From a poster hanging in his kitchen, Barbara Stanwyck stares at him while cooking a homegrown blackberry jam, we noticed that his garden is one of earthly delights. At the present, nature has a place in his life, ambition used to be important, and getting his name on a paper used to be important, but not anymore. He likes to be himself and to be with his cat in the cabin in the mountains, as a free spirit, and have the time to breathe. He compares himself with the energizer bunny, hope we will have liveliness for many years to come.
Since movies and drama are something we all share on a kind of daily life basis, and Marc is no exception, he and his friend Debra visit postal picture Echo Lake, CA, remembering George Stevens´ A Place in the Sun, while driving and at the lake, recall Liz, Montgomery and Shelley were there too and still are, alive and kicking in their thoughts and ours.

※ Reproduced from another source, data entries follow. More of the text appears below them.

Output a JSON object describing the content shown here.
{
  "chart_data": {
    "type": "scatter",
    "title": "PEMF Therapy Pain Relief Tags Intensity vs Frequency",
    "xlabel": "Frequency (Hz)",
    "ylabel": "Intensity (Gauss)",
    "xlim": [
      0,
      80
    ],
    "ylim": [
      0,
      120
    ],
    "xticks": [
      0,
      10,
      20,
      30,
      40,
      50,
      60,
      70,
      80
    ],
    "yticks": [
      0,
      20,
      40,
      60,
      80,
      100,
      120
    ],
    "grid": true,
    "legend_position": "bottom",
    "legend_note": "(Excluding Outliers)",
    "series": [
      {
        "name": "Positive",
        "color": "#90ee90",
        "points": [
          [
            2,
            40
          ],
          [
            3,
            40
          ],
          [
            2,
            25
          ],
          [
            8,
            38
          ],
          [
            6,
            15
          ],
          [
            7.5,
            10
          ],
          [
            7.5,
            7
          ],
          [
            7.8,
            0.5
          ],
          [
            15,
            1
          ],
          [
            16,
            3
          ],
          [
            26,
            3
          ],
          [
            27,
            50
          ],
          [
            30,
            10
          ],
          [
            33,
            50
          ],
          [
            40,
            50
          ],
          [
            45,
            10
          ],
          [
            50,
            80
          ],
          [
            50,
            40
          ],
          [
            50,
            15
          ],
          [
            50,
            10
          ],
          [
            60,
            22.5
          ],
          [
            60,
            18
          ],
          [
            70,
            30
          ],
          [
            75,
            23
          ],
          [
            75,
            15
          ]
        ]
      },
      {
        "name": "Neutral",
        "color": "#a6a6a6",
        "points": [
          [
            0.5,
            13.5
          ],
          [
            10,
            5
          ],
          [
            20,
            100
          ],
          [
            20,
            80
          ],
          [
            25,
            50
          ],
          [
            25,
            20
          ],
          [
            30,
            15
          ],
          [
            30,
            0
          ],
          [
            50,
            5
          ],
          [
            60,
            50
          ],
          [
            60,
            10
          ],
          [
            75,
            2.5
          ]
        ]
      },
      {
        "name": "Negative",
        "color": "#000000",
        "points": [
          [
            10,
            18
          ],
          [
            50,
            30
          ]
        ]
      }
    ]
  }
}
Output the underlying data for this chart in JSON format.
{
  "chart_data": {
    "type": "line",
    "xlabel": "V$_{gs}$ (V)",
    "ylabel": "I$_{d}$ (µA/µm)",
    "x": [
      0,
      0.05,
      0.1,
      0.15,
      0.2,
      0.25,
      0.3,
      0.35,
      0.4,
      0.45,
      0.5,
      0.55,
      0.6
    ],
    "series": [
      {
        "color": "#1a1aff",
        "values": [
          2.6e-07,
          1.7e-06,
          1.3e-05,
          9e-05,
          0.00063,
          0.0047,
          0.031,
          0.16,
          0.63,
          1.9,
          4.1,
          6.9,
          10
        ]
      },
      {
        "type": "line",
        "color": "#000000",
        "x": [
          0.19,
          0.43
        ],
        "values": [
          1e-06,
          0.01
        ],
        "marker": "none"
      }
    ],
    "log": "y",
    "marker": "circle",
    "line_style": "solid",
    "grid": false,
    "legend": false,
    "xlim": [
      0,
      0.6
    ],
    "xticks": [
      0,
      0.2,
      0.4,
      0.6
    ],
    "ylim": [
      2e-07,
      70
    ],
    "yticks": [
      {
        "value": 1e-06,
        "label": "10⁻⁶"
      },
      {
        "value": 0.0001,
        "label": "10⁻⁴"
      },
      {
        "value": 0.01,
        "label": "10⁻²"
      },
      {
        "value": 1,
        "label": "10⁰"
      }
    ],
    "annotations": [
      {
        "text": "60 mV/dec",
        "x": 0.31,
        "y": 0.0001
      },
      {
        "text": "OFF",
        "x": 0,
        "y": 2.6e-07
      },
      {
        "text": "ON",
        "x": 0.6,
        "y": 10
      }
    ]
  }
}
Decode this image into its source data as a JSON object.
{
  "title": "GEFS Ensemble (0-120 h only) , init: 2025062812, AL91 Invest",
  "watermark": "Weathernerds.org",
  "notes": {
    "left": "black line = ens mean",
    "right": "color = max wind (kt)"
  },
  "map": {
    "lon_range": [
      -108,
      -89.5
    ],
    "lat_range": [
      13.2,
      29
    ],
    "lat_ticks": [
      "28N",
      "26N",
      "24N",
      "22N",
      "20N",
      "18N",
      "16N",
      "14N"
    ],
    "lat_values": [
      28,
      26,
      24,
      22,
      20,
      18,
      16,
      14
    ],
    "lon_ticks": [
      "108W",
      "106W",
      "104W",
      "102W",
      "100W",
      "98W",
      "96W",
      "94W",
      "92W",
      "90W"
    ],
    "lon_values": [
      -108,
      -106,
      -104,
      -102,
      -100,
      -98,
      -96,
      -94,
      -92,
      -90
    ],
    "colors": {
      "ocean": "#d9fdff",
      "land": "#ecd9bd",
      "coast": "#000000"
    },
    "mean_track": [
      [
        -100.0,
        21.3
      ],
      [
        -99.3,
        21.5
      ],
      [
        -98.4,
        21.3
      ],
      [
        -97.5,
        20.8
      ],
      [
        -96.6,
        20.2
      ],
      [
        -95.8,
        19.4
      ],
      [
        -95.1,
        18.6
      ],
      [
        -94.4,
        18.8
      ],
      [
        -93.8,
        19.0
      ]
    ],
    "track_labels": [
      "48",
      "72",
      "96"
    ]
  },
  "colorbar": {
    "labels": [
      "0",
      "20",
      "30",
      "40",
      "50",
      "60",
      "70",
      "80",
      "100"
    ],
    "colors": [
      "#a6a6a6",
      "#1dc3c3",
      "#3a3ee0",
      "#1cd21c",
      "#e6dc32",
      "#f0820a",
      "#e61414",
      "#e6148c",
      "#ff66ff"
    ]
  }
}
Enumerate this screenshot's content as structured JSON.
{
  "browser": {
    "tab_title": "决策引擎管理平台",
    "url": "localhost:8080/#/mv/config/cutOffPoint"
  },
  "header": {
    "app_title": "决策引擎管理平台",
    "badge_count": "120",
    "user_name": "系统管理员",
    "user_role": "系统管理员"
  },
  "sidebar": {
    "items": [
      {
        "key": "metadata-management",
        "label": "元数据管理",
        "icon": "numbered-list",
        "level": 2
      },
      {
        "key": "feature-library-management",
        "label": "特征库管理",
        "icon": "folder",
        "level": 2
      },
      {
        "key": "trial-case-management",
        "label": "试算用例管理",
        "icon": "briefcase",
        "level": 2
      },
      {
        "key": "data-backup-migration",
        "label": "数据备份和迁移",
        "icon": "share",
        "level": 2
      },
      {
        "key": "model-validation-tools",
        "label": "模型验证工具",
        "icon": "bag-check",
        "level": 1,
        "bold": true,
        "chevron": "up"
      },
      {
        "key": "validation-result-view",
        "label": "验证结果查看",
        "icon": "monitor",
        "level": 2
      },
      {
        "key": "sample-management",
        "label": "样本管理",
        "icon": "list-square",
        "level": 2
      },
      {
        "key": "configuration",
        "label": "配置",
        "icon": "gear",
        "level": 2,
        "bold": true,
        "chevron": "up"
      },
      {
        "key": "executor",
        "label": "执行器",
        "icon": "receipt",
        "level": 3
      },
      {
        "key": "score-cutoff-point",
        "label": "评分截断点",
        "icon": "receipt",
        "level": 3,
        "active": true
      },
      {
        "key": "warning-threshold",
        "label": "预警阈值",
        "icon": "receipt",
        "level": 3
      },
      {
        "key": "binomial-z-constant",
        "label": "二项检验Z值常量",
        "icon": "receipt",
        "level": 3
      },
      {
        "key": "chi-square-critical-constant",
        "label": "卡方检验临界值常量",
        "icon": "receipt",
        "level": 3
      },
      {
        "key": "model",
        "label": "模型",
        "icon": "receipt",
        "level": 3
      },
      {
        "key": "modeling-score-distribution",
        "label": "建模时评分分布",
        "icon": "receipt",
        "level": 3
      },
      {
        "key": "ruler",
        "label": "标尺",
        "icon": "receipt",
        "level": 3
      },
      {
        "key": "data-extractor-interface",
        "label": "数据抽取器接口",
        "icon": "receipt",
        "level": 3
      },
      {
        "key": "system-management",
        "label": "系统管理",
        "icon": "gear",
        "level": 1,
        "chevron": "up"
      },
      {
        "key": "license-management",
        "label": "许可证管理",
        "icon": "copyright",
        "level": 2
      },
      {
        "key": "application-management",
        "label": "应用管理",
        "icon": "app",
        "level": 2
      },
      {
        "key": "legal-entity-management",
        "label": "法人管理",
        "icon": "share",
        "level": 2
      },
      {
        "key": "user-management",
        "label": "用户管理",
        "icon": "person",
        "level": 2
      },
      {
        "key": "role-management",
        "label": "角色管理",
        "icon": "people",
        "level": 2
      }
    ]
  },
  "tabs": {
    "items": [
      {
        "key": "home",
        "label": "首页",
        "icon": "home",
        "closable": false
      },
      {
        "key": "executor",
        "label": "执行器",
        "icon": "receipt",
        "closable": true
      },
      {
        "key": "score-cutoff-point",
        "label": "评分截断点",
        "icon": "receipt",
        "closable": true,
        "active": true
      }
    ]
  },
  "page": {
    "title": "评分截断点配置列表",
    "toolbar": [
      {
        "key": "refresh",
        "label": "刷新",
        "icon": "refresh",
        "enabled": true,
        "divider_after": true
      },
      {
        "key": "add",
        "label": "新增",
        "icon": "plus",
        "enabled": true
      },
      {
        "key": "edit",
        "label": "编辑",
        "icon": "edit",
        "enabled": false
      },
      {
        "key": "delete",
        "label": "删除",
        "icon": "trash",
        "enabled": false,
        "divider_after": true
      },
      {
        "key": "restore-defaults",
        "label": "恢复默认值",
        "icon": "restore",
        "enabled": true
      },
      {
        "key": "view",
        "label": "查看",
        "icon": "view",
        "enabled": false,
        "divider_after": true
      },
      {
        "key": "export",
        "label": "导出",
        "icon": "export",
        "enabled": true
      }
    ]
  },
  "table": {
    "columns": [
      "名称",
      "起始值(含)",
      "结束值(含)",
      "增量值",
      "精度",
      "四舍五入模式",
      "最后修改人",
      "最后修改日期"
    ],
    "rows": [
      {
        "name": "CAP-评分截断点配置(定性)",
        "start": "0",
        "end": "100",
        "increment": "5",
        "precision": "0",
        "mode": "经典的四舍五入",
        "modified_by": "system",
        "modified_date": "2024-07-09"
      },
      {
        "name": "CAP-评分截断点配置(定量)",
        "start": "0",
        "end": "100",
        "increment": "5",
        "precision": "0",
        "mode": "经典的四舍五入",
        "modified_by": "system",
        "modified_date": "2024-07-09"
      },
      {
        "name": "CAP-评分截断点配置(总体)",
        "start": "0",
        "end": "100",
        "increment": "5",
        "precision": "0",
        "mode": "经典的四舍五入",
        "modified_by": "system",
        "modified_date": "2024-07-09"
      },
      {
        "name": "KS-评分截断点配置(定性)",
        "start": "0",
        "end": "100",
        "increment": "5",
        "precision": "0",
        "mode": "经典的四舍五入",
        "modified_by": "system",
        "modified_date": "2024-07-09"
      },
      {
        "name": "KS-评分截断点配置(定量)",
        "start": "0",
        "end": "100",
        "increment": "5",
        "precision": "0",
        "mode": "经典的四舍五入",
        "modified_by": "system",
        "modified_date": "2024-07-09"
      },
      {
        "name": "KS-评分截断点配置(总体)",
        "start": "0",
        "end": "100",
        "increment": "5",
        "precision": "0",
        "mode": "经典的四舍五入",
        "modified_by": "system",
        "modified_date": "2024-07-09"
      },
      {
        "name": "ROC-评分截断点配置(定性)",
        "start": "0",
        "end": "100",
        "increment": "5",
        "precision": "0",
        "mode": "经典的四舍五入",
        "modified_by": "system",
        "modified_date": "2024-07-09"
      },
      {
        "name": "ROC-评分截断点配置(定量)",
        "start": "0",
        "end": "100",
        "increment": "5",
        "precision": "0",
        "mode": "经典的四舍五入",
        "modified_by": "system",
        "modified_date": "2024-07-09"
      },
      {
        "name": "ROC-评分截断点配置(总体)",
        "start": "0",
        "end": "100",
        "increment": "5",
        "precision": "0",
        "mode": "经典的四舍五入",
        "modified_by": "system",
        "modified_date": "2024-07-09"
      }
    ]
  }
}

P.S. Marc Huestis was the co-founder of the San Francisco Gay Film Festival, now the oldest and largest of its ilk ….now known as Frameline
IMPRESSARIO was directed and produced by Lauretta Molitor and had its world premiere at Frameline 46
Review by José Mayorga , Guatemala, Central America lawyer and notary public, visual artist, and editor of
El Azar Cultural, raised as a Catholic, lives and works in Guatemala City. Cinema lover, curious about the possibilities
life brings and eager to live the experience.